One of my lifelong fascinations has been with our moon. Who hasn't been affected by it in some way? It is a massive part of our existence. I have spent a good half of my photography career taking photos of this mesmerizing object in the night sky. Every time there is a beautiful moon, I am out there trying to get a shot of it – sometimes when it's clear as can be, and other times with clouds around it, giving it mood and perspective as the light dances around the sky.
Sometimes the moon even forms its own rainbow effect in the clouds. Other times, when the moon is over water, it adds beautiful highlights or shimmer to an image for nice long exposures in the dark. Either way, it has been very difficult to get the details I was chasing. Now, I know there is only one way to shoot this beauty and get the right resolution to make a very large stand-alone print.

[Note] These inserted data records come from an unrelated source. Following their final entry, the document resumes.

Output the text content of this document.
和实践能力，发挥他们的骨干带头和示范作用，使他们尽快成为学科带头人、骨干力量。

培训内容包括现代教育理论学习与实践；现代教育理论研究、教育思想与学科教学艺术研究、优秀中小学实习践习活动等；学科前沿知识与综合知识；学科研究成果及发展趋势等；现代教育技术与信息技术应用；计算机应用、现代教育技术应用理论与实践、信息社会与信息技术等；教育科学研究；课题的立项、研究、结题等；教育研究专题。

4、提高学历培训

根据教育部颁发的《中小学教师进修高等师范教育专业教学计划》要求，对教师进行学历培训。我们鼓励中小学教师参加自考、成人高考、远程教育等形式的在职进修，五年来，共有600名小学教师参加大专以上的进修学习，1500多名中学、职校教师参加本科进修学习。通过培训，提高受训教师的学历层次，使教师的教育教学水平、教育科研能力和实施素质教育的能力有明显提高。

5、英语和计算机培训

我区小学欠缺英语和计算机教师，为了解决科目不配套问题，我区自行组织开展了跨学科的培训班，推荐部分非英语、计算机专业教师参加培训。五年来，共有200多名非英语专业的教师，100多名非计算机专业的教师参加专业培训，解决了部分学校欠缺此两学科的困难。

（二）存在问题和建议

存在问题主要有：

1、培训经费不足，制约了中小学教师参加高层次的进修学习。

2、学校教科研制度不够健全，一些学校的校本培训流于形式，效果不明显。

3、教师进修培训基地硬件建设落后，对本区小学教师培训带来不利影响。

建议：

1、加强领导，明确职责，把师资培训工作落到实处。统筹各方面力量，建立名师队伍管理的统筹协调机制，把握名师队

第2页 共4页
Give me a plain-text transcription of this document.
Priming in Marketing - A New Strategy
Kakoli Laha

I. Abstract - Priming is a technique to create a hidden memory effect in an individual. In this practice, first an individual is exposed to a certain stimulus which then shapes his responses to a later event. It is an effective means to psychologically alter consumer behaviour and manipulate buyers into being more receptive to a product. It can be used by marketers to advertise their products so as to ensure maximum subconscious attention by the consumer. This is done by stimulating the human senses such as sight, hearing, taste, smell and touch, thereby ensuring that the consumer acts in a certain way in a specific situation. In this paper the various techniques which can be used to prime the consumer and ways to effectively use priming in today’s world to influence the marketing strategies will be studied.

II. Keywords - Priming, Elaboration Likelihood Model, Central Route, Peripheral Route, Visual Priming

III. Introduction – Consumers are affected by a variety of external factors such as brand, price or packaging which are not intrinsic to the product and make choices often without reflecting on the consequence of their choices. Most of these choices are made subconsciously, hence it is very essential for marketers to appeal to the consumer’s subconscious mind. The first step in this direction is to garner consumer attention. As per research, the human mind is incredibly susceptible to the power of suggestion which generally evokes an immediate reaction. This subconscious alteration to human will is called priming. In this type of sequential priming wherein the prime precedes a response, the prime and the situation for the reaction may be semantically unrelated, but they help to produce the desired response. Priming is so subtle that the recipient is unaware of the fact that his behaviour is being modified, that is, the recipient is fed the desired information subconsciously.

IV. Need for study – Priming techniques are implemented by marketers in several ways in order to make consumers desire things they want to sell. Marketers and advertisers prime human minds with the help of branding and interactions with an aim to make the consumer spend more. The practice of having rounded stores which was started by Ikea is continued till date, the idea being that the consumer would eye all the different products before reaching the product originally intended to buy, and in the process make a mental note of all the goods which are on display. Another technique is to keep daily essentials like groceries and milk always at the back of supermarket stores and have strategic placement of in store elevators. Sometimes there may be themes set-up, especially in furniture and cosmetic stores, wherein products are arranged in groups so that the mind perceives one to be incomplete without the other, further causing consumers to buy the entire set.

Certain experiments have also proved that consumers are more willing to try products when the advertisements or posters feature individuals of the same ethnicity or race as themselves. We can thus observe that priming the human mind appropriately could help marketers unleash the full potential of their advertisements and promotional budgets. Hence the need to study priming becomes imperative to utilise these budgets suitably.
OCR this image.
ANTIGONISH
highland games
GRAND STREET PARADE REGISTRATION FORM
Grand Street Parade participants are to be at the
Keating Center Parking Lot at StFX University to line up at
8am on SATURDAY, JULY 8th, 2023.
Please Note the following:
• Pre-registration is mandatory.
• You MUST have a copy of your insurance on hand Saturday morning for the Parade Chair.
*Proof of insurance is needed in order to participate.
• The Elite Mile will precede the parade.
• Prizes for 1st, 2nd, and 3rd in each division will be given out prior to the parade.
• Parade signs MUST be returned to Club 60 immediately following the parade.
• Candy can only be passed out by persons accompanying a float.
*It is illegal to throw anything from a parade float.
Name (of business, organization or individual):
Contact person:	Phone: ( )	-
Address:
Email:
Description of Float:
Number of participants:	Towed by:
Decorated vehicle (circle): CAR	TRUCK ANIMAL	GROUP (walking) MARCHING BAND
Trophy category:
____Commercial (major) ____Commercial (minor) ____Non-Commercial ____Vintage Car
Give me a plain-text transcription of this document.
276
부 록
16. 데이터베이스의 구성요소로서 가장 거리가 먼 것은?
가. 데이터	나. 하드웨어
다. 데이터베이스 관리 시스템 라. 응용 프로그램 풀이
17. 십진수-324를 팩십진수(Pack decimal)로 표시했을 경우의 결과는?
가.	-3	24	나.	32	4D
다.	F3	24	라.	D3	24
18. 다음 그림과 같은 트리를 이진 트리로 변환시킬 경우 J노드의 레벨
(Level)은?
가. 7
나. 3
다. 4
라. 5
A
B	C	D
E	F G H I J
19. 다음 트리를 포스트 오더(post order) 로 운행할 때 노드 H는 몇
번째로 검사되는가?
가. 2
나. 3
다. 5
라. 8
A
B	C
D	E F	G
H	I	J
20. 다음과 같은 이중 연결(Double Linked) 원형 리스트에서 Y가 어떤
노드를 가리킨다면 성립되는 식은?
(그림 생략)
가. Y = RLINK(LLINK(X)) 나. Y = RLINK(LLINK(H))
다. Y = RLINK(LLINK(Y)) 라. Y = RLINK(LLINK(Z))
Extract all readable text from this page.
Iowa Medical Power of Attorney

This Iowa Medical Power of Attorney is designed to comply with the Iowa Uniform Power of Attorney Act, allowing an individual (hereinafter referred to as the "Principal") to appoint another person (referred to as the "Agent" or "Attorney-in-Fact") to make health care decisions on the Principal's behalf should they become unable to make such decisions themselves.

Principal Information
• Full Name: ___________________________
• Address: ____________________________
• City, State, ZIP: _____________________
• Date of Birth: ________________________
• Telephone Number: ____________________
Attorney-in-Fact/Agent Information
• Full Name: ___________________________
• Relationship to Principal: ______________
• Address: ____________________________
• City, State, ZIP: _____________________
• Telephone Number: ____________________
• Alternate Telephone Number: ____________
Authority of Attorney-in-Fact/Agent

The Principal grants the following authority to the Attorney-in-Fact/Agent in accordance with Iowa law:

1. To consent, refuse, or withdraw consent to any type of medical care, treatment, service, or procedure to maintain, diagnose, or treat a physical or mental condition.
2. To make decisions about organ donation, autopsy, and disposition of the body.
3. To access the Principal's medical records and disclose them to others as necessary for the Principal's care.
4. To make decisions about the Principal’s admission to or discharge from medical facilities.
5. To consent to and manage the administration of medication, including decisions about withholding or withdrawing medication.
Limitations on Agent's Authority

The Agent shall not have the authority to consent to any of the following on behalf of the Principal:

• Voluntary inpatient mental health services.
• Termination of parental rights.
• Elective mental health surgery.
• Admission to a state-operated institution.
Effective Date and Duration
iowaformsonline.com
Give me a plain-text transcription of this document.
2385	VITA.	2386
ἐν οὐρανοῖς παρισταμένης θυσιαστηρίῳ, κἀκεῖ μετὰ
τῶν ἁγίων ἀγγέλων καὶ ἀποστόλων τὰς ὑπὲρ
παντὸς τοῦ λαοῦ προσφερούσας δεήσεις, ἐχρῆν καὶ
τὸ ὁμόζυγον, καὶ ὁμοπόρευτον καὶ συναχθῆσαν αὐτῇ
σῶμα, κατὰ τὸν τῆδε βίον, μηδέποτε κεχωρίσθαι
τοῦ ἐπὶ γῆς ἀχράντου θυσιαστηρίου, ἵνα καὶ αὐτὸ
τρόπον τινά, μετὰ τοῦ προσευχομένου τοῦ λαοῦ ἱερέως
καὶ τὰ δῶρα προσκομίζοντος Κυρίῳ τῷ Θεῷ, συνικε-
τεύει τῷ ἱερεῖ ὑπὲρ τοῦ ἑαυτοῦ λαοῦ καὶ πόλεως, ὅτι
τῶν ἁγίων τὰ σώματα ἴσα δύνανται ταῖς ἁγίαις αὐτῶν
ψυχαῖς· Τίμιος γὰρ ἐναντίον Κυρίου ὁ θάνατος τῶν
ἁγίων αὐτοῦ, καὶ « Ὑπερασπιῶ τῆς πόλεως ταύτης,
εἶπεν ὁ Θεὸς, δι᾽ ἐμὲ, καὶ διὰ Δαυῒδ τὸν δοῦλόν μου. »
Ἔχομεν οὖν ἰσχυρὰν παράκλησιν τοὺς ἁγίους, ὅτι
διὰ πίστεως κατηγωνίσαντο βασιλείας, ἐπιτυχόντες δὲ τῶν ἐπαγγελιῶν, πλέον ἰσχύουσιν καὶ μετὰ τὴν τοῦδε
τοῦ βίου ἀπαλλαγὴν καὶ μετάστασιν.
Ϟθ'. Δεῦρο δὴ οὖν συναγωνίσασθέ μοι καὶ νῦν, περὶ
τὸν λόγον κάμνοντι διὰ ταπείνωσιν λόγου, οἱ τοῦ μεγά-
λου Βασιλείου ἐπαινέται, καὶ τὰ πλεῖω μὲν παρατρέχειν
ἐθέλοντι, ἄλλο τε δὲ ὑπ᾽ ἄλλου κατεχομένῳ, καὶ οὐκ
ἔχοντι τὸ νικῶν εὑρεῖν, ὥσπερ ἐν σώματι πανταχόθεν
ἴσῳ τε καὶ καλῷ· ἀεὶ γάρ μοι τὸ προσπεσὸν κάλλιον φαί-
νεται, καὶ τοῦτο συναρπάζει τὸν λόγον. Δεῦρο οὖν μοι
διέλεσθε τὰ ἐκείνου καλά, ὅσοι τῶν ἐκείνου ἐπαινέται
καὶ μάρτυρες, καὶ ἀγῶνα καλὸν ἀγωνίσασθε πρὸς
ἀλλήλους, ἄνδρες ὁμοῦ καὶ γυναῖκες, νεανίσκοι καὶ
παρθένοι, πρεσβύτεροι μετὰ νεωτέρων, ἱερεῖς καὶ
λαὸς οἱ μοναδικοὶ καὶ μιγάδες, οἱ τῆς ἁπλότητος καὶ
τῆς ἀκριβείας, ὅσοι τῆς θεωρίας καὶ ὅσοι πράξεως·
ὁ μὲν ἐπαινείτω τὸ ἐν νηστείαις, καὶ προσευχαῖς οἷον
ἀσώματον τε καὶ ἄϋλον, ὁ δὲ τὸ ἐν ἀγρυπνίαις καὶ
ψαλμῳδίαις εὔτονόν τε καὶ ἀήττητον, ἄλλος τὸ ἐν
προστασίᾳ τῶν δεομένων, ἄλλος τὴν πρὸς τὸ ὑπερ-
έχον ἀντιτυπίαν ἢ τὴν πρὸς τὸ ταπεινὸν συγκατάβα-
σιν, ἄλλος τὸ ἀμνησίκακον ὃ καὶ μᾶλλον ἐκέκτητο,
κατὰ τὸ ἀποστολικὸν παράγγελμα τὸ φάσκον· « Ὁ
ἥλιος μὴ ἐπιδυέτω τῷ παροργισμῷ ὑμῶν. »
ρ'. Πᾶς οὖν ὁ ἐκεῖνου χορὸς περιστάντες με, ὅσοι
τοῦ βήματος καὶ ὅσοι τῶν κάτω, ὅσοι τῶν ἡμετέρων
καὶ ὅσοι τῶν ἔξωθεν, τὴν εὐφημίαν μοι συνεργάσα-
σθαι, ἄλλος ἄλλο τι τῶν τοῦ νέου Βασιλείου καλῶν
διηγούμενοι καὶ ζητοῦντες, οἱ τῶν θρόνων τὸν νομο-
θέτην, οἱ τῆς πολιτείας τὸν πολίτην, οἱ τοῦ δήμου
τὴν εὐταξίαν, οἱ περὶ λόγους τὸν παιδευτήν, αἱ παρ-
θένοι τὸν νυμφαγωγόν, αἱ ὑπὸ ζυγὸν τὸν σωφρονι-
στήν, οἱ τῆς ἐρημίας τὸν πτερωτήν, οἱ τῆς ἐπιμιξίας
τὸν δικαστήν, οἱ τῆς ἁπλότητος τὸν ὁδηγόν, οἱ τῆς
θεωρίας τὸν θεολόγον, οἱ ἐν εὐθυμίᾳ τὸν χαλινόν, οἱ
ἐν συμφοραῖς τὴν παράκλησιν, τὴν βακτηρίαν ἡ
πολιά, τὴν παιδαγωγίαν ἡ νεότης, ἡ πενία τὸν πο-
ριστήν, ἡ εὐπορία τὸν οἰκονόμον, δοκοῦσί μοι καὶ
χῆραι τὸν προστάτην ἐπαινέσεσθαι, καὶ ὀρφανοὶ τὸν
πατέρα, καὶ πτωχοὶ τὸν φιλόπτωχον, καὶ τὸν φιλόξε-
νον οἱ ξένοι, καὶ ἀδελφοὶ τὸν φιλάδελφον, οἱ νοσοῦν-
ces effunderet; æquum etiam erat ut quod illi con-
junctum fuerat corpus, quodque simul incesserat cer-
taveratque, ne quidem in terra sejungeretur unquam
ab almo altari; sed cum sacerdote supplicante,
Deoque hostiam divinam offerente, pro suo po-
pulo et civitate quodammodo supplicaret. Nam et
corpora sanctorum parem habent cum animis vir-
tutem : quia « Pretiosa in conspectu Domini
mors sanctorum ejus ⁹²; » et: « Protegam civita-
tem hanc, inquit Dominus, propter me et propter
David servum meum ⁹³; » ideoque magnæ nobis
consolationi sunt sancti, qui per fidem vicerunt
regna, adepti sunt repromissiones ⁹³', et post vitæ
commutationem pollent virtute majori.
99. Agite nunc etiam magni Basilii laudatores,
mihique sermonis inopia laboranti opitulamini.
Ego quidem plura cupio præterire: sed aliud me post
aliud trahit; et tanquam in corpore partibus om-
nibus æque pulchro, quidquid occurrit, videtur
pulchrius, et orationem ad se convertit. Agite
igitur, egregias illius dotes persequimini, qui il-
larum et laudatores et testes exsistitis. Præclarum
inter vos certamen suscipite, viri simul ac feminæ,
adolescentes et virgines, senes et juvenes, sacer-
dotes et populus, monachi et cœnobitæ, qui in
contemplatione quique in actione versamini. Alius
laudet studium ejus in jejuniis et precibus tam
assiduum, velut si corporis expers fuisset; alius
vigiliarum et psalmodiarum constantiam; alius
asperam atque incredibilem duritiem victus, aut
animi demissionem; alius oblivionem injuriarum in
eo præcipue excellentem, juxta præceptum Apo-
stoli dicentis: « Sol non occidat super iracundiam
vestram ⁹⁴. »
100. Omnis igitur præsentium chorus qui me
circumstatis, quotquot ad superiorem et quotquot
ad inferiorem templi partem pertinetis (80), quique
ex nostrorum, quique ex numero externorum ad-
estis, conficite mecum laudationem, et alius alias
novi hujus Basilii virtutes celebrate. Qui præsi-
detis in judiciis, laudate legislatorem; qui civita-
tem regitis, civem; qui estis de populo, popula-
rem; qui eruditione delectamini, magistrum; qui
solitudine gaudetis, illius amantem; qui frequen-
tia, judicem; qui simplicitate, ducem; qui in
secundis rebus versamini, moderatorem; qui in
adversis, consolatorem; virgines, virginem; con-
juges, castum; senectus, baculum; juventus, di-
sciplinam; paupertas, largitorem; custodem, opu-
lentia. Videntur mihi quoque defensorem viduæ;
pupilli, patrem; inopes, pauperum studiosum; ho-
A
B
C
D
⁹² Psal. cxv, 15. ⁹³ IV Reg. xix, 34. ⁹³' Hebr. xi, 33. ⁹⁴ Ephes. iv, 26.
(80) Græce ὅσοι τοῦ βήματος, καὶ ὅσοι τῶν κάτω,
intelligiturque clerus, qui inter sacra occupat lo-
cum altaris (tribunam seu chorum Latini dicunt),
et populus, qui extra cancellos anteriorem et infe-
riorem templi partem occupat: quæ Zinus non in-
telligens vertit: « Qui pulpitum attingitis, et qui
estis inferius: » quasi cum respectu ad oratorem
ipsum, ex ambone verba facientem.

The only way I could get this image was to lock on to the moon with a star tracking tripod head, and shoot tens of thousands of frames through a high powered telescope and then stack and tile all the final images to make one photo. The 60 miles of turbulent atmosphere between the earth and the moon is the reason why it required so many frames.
This was a very technical photograph, and after 30-40 attempts over a one-year period – and a better-than-perfect night sky – we nailed it! A beautiful, 170 megapixel file of a half moon. When I stand in front of a six-foot print of this photograph, I feel like I can reach out and touch it.